- Protective clothing such as a bee suit, veil and gloves will help keep stings to a minimum, if they are worn correctly. We recommend latex gloves and a pair of marigolds, to help prevent bee stings. They are also more hygienic, compared to the traditional leather gloves, as they can be disposed of. This reduces the spread of disease between colonies.
- Smoker: Releases a cool smoke that settles the bees.
- Hive tool: This is designed to open the hive and lift frames from the hive to inspect.
- Hive stand: Is placed at the bottom of the hive and is used to elevate the hive and improve air circulation.
- Hive floor: Is placed on top of the hive stand and has a mesh bottom to help monitor of varroa levels.
- One deep hive body for the brood chamber with 11 deep frames and foundation.
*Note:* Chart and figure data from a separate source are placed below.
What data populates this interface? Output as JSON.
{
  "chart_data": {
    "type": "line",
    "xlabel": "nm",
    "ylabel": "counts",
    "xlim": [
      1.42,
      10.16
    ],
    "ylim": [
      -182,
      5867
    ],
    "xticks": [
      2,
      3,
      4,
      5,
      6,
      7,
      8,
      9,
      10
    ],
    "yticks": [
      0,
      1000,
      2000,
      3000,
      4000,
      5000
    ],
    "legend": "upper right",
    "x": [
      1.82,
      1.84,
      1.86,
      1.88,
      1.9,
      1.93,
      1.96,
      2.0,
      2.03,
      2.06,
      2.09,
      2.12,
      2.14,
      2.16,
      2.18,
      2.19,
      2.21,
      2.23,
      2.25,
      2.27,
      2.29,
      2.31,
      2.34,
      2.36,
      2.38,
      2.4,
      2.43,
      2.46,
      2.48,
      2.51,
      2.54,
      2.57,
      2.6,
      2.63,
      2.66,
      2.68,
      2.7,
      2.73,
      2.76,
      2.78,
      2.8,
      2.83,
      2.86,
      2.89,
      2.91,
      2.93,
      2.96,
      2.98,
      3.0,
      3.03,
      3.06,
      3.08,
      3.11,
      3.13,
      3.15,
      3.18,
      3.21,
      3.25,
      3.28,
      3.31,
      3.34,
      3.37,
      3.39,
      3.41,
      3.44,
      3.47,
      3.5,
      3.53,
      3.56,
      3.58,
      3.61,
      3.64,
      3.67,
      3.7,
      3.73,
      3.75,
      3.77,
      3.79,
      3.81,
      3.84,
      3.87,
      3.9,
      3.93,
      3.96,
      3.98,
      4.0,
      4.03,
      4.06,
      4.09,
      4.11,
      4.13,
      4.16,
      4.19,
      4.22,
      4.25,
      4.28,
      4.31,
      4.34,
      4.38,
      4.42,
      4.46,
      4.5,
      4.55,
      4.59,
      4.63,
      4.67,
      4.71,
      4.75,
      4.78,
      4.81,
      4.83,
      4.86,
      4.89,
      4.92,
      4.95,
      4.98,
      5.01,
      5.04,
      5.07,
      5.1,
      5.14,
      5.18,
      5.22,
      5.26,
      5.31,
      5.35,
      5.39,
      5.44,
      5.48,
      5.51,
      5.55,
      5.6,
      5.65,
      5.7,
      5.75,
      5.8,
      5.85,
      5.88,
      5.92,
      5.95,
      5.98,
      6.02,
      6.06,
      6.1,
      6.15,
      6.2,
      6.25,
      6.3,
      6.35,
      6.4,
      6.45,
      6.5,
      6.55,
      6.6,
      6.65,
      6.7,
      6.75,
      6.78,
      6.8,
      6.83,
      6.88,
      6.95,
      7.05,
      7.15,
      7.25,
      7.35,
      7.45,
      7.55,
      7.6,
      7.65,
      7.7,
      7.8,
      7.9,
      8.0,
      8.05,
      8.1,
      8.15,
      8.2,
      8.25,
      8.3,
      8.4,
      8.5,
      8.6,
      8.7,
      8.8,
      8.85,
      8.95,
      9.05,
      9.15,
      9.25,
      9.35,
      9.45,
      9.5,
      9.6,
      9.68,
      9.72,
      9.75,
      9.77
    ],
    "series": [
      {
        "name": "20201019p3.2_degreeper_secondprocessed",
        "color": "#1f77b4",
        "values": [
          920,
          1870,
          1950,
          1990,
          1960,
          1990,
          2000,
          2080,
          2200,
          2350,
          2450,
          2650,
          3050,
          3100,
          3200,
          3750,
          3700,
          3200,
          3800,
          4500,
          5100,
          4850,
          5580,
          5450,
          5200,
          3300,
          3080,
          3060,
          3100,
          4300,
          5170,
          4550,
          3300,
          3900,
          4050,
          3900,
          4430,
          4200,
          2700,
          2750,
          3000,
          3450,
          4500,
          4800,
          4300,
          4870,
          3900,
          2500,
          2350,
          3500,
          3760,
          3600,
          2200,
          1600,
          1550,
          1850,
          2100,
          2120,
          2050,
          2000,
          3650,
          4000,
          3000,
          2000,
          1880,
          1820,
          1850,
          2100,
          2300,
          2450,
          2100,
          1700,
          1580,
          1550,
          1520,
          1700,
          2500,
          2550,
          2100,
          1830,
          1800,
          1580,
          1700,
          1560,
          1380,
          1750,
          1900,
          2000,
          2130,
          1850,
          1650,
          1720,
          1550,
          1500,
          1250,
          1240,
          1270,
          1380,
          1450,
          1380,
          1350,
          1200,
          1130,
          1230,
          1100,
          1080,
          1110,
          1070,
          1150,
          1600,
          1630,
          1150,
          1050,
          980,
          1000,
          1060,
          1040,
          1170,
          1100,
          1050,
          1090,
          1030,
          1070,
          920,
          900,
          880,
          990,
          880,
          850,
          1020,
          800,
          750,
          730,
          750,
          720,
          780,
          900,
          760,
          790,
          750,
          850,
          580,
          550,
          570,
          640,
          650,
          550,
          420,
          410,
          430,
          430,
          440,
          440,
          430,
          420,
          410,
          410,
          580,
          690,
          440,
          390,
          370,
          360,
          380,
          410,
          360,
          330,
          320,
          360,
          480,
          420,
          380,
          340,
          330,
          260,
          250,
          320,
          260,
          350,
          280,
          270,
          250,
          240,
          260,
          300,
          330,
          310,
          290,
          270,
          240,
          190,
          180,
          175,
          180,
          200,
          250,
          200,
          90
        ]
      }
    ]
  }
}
- Three honey supers each with 10 frames and foundation.
- Queen excluder: A grid that keeps the queen from entering and laying eggs in the supers.
- Crown board.
- Hive lid.
- Feeder: Use a feeder to provide bees with supplemental feed such as sugar syrup when stores are low and to help build up for winter.
We recommend that you also join a local beekeeping association and gain knowledge from experienced beekeepers. They will help to guide you on equipment selection and you may even be able to borrow association equipment such as honey extractors.